I stared in silence. Slowly it sunk in. Yes, there were two Davids who were humor columnists, but there were also two Davids who were stroller-mongers.

Uh-oh. My wife was smiling again. She was watched for just the right moment to strike. 'Our baby has more seats in this house than anybody else has.'

'That's ridiculous.' No sooner had the words left my mouth than I remembered the boomerang rule. Words like ridiculous, ludicrous, silly, stupid and big mouth usually apply only to the person who speaks them.

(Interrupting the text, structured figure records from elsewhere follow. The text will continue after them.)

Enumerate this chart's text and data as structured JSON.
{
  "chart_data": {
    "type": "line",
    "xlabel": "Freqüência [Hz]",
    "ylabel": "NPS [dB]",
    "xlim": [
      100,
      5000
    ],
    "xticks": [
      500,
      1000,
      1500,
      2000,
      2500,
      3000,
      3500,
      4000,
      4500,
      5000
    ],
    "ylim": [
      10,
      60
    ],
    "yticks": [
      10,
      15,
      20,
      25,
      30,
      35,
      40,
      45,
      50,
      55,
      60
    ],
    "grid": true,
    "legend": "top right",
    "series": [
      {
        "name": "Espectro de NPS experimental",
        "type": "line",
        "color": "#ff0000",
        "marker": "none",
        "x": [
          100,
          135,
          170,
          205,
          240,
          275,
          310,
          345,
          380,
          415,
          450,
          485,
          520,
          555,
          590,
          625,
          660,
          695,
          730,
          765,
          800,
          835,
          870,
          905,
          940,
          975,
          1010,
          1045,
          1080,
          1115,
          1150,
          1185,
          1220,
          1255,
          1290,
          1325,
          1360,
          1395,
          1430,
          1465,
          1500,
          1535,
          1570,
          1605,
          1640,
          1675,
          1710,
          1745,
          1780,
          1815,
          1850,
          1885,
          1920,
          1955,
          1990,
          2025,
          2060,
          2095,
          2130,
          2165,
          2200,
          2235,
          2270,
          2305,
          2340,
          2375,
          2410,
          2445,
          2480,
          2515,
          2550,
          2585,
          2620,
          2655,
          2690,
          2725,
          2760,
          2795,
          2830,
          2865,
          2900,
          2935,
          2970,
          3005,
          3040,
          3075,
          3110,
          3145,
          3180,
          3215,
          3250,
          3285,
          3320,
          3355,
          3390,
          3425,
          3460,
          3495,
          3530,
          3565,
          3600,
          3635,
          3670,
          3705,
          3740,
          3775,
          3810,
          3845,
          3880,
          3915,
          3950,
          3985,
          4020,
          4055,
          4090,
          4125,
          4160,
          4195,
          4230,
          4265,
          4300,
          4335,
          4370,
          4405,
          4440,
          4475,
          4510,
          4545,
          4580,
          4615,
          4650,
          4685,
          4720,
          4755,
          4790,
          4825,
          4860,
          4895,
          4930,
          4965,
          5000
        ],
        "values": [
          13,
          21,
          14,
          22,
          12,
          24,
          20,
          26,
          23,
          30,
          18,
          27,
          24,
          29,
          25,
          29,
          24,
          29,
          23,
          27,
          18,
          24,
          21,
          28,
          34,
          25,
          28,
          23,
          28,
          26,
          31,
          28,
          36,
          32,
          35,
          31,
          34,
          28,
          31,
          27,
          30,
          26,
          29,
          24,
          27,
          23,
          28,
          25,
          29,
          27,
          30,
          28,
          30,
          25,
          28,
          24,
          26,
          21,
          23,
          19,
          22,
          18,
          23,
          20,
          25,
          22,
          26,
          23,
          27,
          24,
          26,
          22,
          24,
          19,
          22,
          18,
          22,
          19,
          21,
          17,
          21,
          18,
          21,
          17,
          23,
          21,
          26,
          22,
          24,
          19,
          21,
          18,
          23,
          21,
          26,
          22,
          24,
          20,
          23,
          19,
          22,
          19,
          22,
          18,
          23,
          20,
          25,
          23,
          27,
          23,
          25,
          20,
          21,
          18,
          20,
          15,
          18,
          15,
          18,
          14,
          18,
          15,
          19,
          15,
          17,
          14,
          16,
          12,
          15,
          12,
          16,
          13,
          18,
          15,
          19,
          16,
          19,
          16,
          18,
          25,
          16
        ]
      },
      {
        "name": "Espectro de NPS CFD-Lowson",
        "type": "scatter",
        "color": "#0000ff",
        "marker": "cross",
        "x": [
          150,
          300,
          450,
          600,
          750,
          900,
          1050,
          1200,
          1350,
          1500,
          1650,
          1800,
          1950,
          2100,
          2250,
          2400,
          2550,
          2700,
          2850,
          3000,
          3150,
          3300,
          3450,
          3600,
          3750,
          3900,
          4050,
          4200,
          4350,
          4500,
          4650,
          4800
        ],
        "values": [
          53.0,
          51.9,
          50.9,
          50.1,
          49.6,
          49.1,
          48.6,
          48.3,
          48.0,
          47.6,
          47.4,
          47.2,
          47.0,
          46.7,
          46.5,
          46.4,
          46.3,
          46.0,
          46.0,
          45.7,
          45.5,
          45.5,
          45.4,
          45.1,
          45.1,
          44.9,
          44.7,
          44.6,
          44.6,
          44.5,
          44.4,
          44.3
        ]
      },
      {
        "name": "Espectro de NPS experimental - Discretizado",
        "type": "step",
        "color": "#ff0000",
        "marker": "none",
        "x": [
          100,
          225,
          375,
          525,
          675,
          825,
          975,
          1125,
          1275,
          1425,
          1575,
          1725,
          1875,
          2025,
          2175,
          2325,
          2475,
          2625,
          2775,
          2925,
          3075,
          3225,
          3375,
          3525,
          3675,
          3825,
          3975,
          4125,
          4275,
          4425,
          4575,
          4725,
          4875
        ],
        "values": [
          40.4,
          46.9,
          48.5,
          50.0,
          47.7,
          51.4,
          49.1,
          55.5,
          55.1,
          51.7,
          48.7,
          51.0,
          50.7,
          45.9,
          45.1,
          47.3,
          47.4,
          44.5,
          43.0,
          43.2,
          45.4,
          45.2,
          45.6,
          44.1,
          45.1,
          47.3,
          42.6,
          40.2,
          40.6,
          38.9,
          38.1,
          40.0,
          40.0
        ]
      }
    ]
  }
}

My wife rhymed off our seats, 'Three on the couch, two chairs in the living room, six in the kitchen, one in the bathroom and one at each of our desks. Plus the three red chairs Little Lady has in the living room. That makes 17.'

'Ha!' I knew it couldn't be true.

Then came that deadly sweet smile again, the smile that said, 'Take my hand while I lead you around the house to see why you should think first and shout 'Aha!' later.'

In the kitchen stood the high chair and the sit-in play saucer. In her office sat the rocking chair that never rocked and the bouncy chair that never bounced. There was the swing seat, and there were two cushion seats for sitting upright on the floor. She opened the door to the enclosed porch, and there were the four strollers and the car seat she would soon be using.